Highlights & Insights¶
- First application of VQ to semi-supervised segmentation: The discrete codebook space serves as a structured perturbation carrier, offering more principled control than dropout.
- Complete theoretical-to-empirical justification: The logical chain — from KL divergence analysis of dropout instability, to QPM design, to experimental validation — is coherent and well-grounded.
- Dual-branch design elegantly addresses quantization information loss: The reconstruction branch not only preserves visual information but also provides a self-supervised signal for the VQ encoder.
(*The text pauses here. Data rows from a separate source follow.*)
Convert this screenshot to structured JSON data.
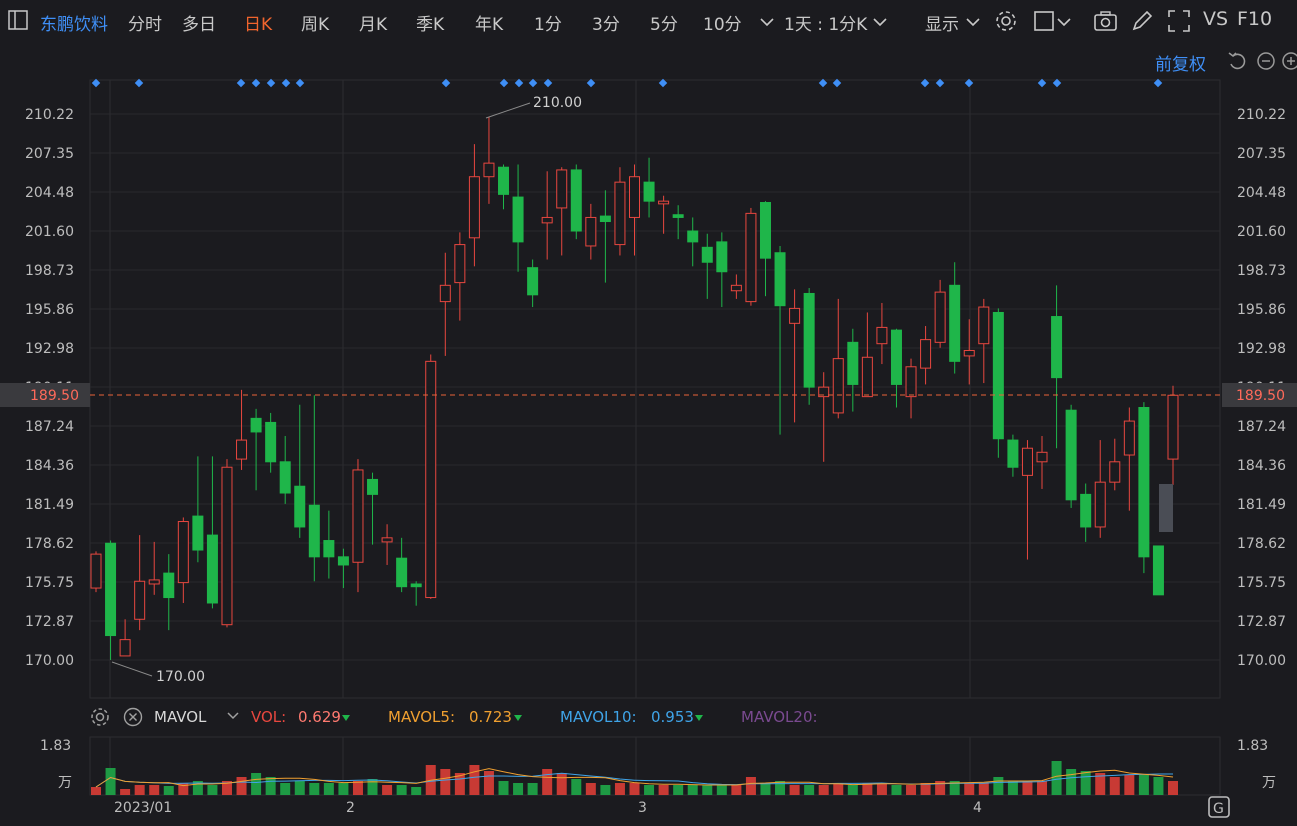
{
  "toolbar": {
    "stock_name": "东鹏饮料",
    "periods": [
      "分时",
      "多日",
      "日K",
      "周K",
      "月K",
      "季K",
      "年K",
      "1分",
      "3分",
      "5分",
      "10分"
    ],
    "active_period": "日K",
    "range_select": "1天 : 1分K",
    "display_label": "显示",
    "vs_label": "VS",
    "f10_label": "F10"
  },
  "adjust_label": "前复权",
  "price_axis": {
    "ticks": [
      "210.22",
      "207.35",
      "204.48",
      "201.60",
      "198.73",
      "195.86",
      "192.98",
      "190.11",
      "187.24",
      "184.36",
      "181.49",
      "178.62",
      "175.75",
      "172.87",
      "170.00"
    ],
    "current_price": "189.50",
    "max_label": "210.00",
    "min_label": "170.00"
  },
  "volume_axis": {
    "top": "1.83",
    "unit": "万"
  },
  "date_labels": [
    "2023/01",
    "2",
    "3",
    "4"
  ],
  "indicator": {
    "name": "MAVOL",
    "vol_label": "VOL:",
    "vol_value": "0.629",
    "ma5_label": "MAVOL5:",
    "ma5_value": "0.723",
    "ma10_label": "MAVOL10:",
    "ma10_value": "0.953",
    "ma20_label": "MAVOL20:"
  },
  "colors": {
    "up": "#e8473f",
    "down": "#1fb64a",
    "ma5": "#f0a030",
    "ma10": "#3fa4e8",
    "ma20": "#7a4a90",
    "accent": "#3f8ff6",
    "current": "#f0642d"
  },
  "chart_data": {
    "type": "candlestick",
    "ylim": [
      170.0,
      210.22
    ],
    "candles": [
      {
        "o": 175.3,
        "c": 177.8,
        "h": 178.0,
        "l": 175.0
      },
      {
        "o": 178.6,
        "c": 171.8,
        "h": 178.8,
        "l": 170.0
      },
      {
        "o": 170.3,
        "c": 171.5,
        "h": 173.0,
        "l": 170.3
      },
      {
        "o": 173.0,
        "c": 175.8,
        "h": 179.2,
        "l": 172.2
      },
      {
        "o": 175.6,
        "c": 175.9,
        "h": 178.7,
        "l": 174.8
      },
      {
        "o": 176.4,
        "c": 174.6,
        "h": 177.8,
        "l": 172.2
      },
      {
        "o": 175.7,
        "c": 180.2,
        "h": 180.5,
        "l": 174.2
      },
      {
        "o": 180.6,
        "c": 178.1,
        "h": 185.0,
        "l": 177.2
      },
      {
        "o": 179.2,
        "c": 174.2,
        "h": 185.0,
        "l": 173.8
      },
      {
        "o": 172.6,
        "c": 184.2,
        "h": 184.8,
        "l": 172.4
      },
      {
        "o": 184.8,
        "c": 186.2,
        "h": 189.9,
        "l": 184.0
      },
      {
        "o": 187.8,
        "c": 186.8,
        "h": 188.5,
        "l": 182.5
      },
      {
        "o": 187.5,
        "c": 184.6,
        "h": 188.2,
        "l": 183.8
      },
      {
        "o": 184.6,
        "c": 182.3,
        "h": 186.5,
        "l": 181.5
      },
      {
        "o": 182.8,
        "c": 179.8,
        "h": 188.8,
        "l": 179.0
      },
      {
        "o": 181.4,
        "c": 177.6,
        "h": 189.5,
        "l": 175.8
      },
      {
        "o": 178.8,
        "c": 177.6,
        "h": 181.0,
        "l": 176.0
      },
      {
        "o": 177.6,
        "c": 177.0,
        "h": 178.2,
        "l": 175.3
      },
      {
        "o": 177.2,
        "c": 184.0,
        "h": 184.8,
        "l": 175.0
      },
      {
        "o": 183.3,
        "c": 182.2,
        "h": 183.8,
        "l": 178.5
      },
      {
        "o": 178.7,
        "c": 179.0,
        "h": 180.0,
        "l": 177.0
      },
      {
        "o": 177.5,
        "c": 175.4,
        "h": 179.0,
        "l": 175.0
      },
      {
        "o": 175.6,
        "c": 175.4,
        "h": 175.8,
        "l": 174.0
      },
      {
        "o": 174.6,
        "c": 192.0,
        "h": 192.5,
        "l": 174.5
      },
      {
        "o": 196.4,
        "c": 197.6,
        "h": 200.0,
        "l": 192.4
      },
      {
        "o": 197.8,
        "c": 200.6,
        "h": 201.5,
        "l": 195.0
      },
      {
        "o": 201.1,
        "c": 205.6,
        "h": 208.0,
        "l": 199.0
      },
      {
        "o": 205.6,
        "c": 206.6,
        "h": 210.0,
        "l": 203.6
      },
      {
        "o": 206.3,
        "c": 204.3,
        "h": 206.5,
        "l": 203.2
      },
      {
        "o": 204.1,
        "c": 200.8,
        "h": 206.5,
        "l": 198.6
      },
      {
        "o": 198.9,
        "c": 196.9,
        "h": 199.5,
        "l": 196.0
      },
      {
        "o": 202.2,
        "c": 202.6,
        "h": 206.0,
        "l": 199.5
      },
      {
        "o": 203.3,
        "c": 206.1,
        "h": 206.3,
        "l": 199.8
      },
      {
        "o": 206.1,
        "c": 201.6,
        "h": 206.5,
        "l": 201.0
      },
      {
        "o": 200.5,
        "c": 202.6,
        "h": 203.6,
        "l": 199.5
      },
      {
        "o": 202.7,
        "c": 202.3,
        "h": 204.6,
        "l": 197.8
      },
      {
        "o": 200.6,
        "c": 205.2,
        "h": 206.3,
        "l": 199.8
      },
      {
        "o": 202.6,
        "c": 205.6,
        "h": 206.5,
        "l": 199.8
      },
      {
        "o": 205.2,
        "c": 203.8,
        "h": 207.0,
        "l": 202.6
      },
      {
        "o": 203.6,
        "c": 203.8,
        "h": 204.2,
        "l": 201.4
      },
      {
        "o": 202.8,
        "c": 202.6,
        "h": 203.5,
        "l": 201.0
      },
      {
        "o": 201.6,
        "c": 200.8,
        "h": 202.6,
        "l": 199.0
      },
      {
        "o": 200.4,
        "c": 199.3,
        "h": 201.4,
        "l": 196.6
      },
      {
        "o": 200.8,
        "c": 198.6,
        "h": 201.5,
        "l": 196.0
      },
      {
        "o": 197.2,
        "c": 197.6,
        "h": 198.4,
        "l": 196.6
      },
      {
        "o": 196.4,
        "c": 202.9,
        "h": 203.3,
        "l": 196.1
      },
      {
        "o": 203.7,
        "c": 199.6,
        "h": 203.8,
        "l": 196.8
      },
      {
        "o": 200.0,
        "c": 196.1,
        "h": 200.5,
        "l": 186.6
      },
      {
        "o": 194.8,
        "c": 195.9,
        "h": 197.3,
        "l": 187.5
      },
      {
        "o": 197.0,
        "c": 190.1,
        "h": 197.4,
        "l": 188.8
      },
      {
        "o": 189.4,
        "c": 190.1,
        "h": 191.2,
        "l": 184.6
      },
      {
        "o": 188.2,
        "c": 192.2,
        "h": 196.6,
        "l": 187.8
      },
      {
        "o": 193.4,
        "c": 190.3,
        "h": 194.4,
        "l": 188.3
      },
      {
        "o": 189.4,
        "c": 192.3,
        "h": 195.6,
        "l": 189.4
      },
      {
        "o": 193.3,
        "c": 194.5,
        "h": 196.3,
        "l": 191.8
      },
      {
        "o": 194.3,
        "c": 190.3,
        "h": 194.4,
        "l": 188.6
      },
      {
        "o": 189.4,
        "c": 191.6,
        "h": 192.2,
        "l": 187.8
      },
      {
        "o": 191.5,
        "c": 193.6,
        "h": 194.6,
        "l": 190.3
      },
      {
        "o": 193.4,
        "c": 197.1,
        "h": 198.0,
        "l": 193.0
      },
      {
        "o": 197.6,
        "c": 192.0,
        "h": 199.3,
        "l": 191.1
      },
      {
        "o": 192.4,
        "c": 192.8,
        "h": 195.1,
        "l": 190.3
      },
      {
        "o": 193.3,
        "c": 196.0,
        "h": 196.6,
        "l": 190.4
      },
      {
        "o": 195.6,
        "c": 186.3,
        "h": 195.9,
        "l": 184.9
      },
      {
        "o": 186.2,
        "c": 184.2,
        "h": 186.6,
        "l": 183.5
      },
      {
        "o": 183.6,
        "c": 185.6,
        "h": 186.2,
        "l": 177.4
      },
      {
        "o": 184.6,
        "c": 185.3,
        "h": 186.5,
        "l": 182.6
      },
      {
        "o": 195.3,
        "c": 190.8,
        "h": 197.6,
        "l": 185.6
      },
      {
        "o": 188.4,
        "c": 181.8,
        "h": 188.8,
        "l": 181.2
      },
      {
        "o": 182.2,
        "c": 179.8,
        "h": 183.0,
        "l": 178.7
      },
      {
        "o": 179.8,
        "c": 183.1,
        "h": 186.2,
        "l": 179.0
      },
      {
        "o": 183.1,
        "c": 184.6,
        "h": 186.3,
        "l": 182.5
      },
      {
        "o": 185.1,
        "c": 187.6,
        "h": 188.6,
        "l": 181.0
      },
      {
        "o": 188.6,
        "c": 177.6,
        "h": 189.0,
        "l": 176.4
      },
      {
        "o": 178.4,
        "c": 174.8,
        "h": 178.4,
        "l": 174.8
      },
      {
        "o": 184.8,
        "c": 189.5,
        "h": 190.2,
        "l": 182.9
      }
    ],
    "current_price": 189.5,
    "volume_ma5_value": 0.723,
    "volume_ma10_value": 0.953
  }
}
- New dataset contribution: The 828-case lung cancer CT dataset is a valuable clinical resource that fills a gap in central-type lung cancer segmentation benchmarks.
Limitations & Future Work¶
- Experiments are conducted only on 2D slices; the behavior of VQ in 3D settings remains unvalidated.
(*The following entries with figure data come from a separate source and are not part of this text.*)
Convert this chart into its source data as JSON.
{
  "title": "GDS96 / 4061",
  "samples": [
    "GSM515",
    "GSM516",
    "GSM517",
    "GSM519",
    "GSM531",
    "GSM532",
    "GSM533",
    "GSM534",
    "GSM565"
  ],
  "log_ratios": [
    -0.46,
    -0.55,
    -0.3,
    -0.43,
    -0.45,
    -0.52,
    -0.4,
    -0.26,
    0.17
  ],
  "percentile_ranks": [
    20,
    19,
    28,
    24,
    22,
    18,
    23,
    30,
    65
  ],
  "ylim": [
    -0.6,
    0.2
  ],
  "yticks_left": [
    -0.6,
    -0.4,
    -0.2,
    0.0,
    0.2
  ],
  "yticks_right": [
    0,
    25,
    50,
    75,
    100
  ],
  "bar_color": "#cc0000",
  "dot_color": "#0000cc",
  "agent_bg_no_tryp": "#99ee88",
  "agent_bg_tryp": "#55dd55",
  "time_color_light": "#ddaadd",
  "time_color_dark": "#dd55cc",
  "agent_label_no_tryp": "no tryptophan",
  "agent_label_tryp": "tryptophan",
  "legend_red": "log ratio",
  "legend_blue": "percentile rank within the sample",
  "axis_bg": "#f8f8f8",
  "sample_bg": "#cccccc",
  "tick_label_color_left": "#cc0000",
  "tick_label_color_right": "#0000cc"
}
- Codebook learning stability and efficiency may become bottlenecks in more complex tasks.
- The QPM perturbation strategy relies on codeword distances and is therefore sensitive to codebook quality.
- Only DINOv2 is used as the foundation model prior; multi-model ensembles or domain-specific medical foundation models remain unexplored.
Related Work & Insights¶
Compared to UA-MT (Monte Carlo Dropout), BCP, and Unimatch, the core distinction of VQ-Seg lies in replacing random dropout in continuous space with structured perturbation in discrete space. Relative to general VQ-VAE literature, VQ-Seg cleverly leverages the VQ space for both perturbation and reconstruction simultaneously. Key insight: when regularization strategies in continuous space exhibit instability, mapping to a discrete space may offer a more controllable alternative.
Rating¶
- Novelty: ⭐⭐⭐⭐ First introduction of VQ into semi-supervised segmentation for perturbation, with solid theoretical grounding.
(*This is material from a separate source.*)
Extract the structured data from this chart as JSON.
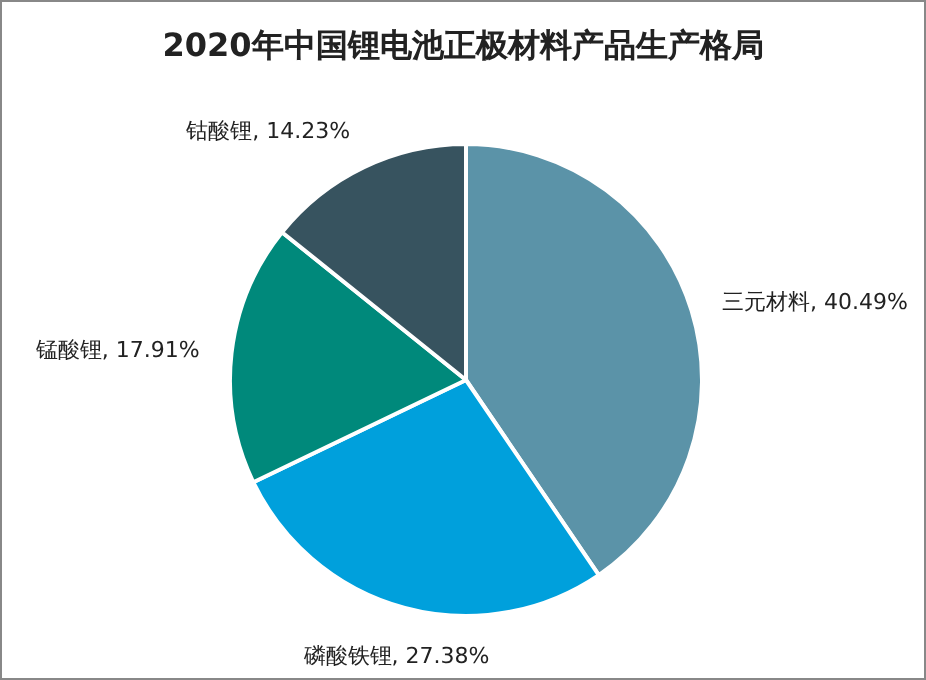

- Experimental Thoroughness: ⭐⭐⭐⭐ Ablations are detailed, though only two datasets (LC and ACDC) are used; greater diversity would strengthen the evaluation.
- Writing Quality: ⭐⭐⭐⭐ Motivation is clear, figures are intuitive, and the overall structure is well-organized.
- Value: ⭐⭐⭐⭐ Offers a novel perspective on perturbation strategies for semi-supervised segmentation; the new dataset provides an additional contribution.